Don’t go for a thick sealant, or it will make things extremely difficult for you. You will have a hard time getting the sealer into those hard-to-reach areas. And there are chances that coats are not going to be even as well. Before you fix the tank back on your bike, you will have to make sure that it doesn’t contain any moisture at all.
Will WD40 prevent flash rust?
Yes, you can always use WD40 to prevent flash rusting. But also make sure that you don’t leave your tank empty. Just have something inside it, either in the form of a treatment or a fuel.
How do you cure flash in rust?
You need to clean the water source and make sure that it doesn’t contain too many contaminants because they start the flash rusting process. You can always add a rust inhibitor when vapor abrasive blasting or wet blasting your tank.
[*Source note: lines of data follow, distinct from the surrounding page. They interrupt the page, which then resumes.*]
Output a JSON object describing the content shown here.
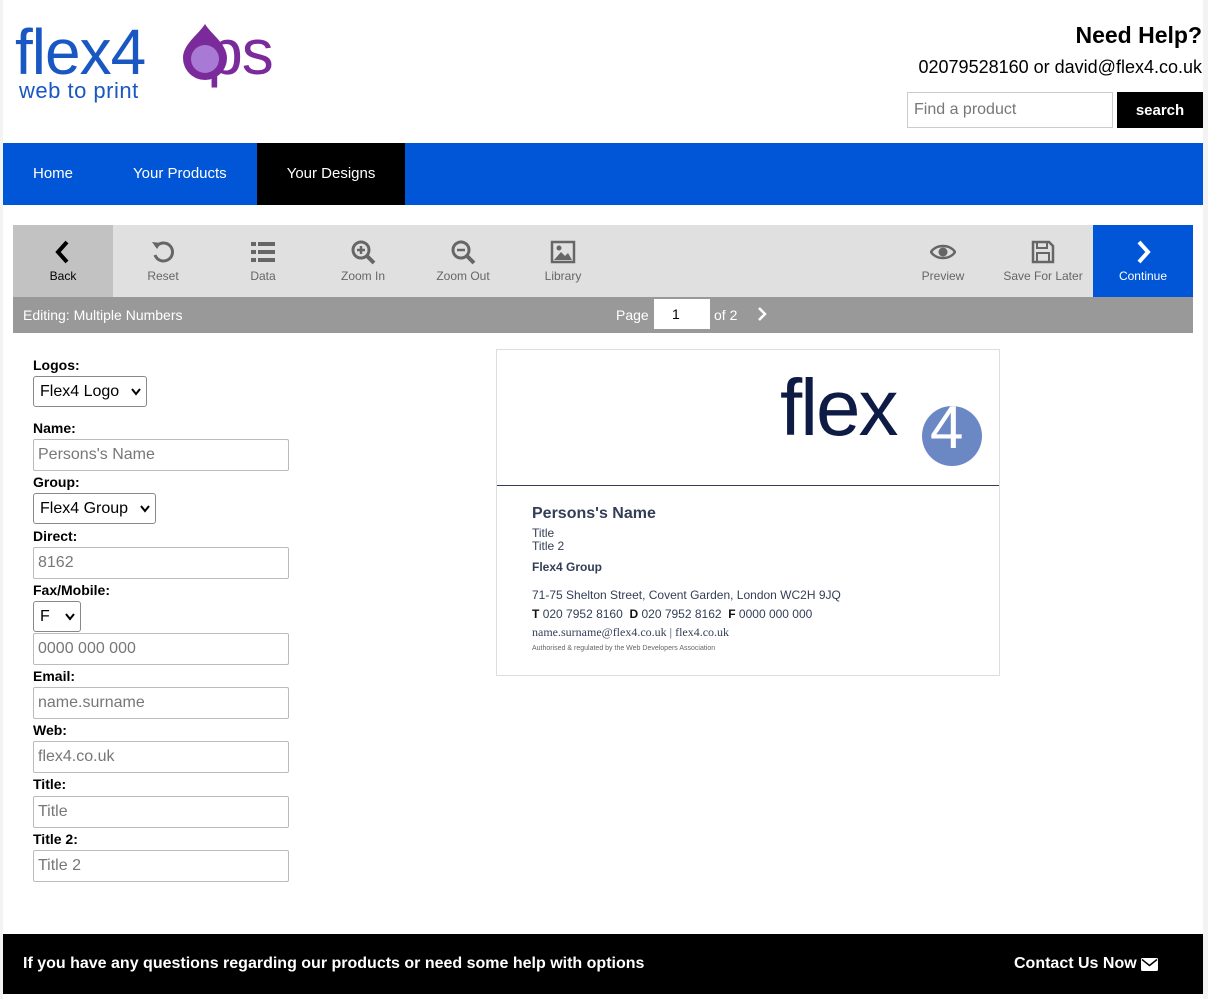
{
  "brand": {
    "logo_main": "flex4",
    "logo_ops": "ps",
    "logo_sub": "web to print"
  },
  "help": {
    "title": "Need Help?",
    "contact": "02079528160 or david@flex4.co.uk"
  },
  "search": {
    "placeholder": "Find a product",
    "button": "search"
  },
  "nav": {
    "items": [
      "Home",
      "Your Products",
      "Your Designs"
    ]
  },
  "toolbar": {
    "back": "Back",
    "reset": "Reset",
    "data": "Data",
    "zoom_in": "Zoom In",
    "zoom_out": "Zoom Out",
    "library": "Library",
    "preview": "Preview",
    "save_for_later": "Save For Later",
    "continue": "Continue"
  },
  "editbar": {
    "editing": "Editing: Multiple Numbers",
    "page_label": "Page",
    "page_value": "1",
    "page_of": "of 2"
  },
  "form": {
    "logos_label": "Logos:",
    "logos_value": "Flex4 Logo",
    "name_label": "Name:",
    "name_placeholder": "Persons's Name",
    "group_label": "Group:",
    "group_value": "Flex4 Group",
    "direct_label": "Direct:",
    "direct_placeholder": "8162",
    "fax_label": "Fax/Mobile:",
    "fax_type": "F",
    "fax_placeholder": "0000 000 000",
    "email_label": "Email:",
    "email_placeholder": "name.surname",
    "web_label": "Web:",
    "web_placeholder": "flex4.co.uk",
    "title_label": "Title:",
    "title_placeholder": "Title",
    "title2_label": "Title 2:",
    "title2_placeholder": "Title 2"
  },
  "card": {
    "logo": "flex",
    "logo_four": "4",
    "name": "Persons's Name",
    "title": "Title",
    "title2": "Title 2",
    "group": "Flex4 Group",
    "address": "71-75 Shelton Street, Covent Garden, London WC2H 9JQ",
    "t_label": "T",
    "t_value": "020 7952 8160",
    "d_label": "D",
    "d_value": "020 7952 8162",
    "f_label": "F",
    "f_value": "0000 000 000",
    "email_web": "name.surname@flex4.co.uk |   flex4.co.uk",
    "footnote": "Authorised & regulated by the Web Developers Association"
  },
  "footer": {
    "text": "If you have any questions regarding our products or need some help with options",
    "contact": "Contact Us Now"
  },
  "colors": {
    "nav_blue": "#0056d6",
    "brand_blue": "#1957c2",
    "brand_purple": "#7a2a9b",
    "card_navy": "#0e1b45"
  }
}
Will vinegar remove rust from gas tanks?
Yes, vinegar is highly effective in getting the rust out of your tank as it has acetic acid in it. But make sure that you leave your tank overnight for the best results.
Thinking about how to prevent flash rust in a motorcycle gas tank? It can be pretty tricky if you are not very careful in using the right kind of cleaner. You need to treat your tank both mechanically and chemically for the best results. Some people would prefer to go for a much stronger chemical treatment, but it’s not that safe.
But before you do anything, make sure that you thoroughly assess the overall conditions of your tank. If it needs replacement, that would be a better decision because you will do this cleaning process very soon in the future. This is because the tank is just beyond repair.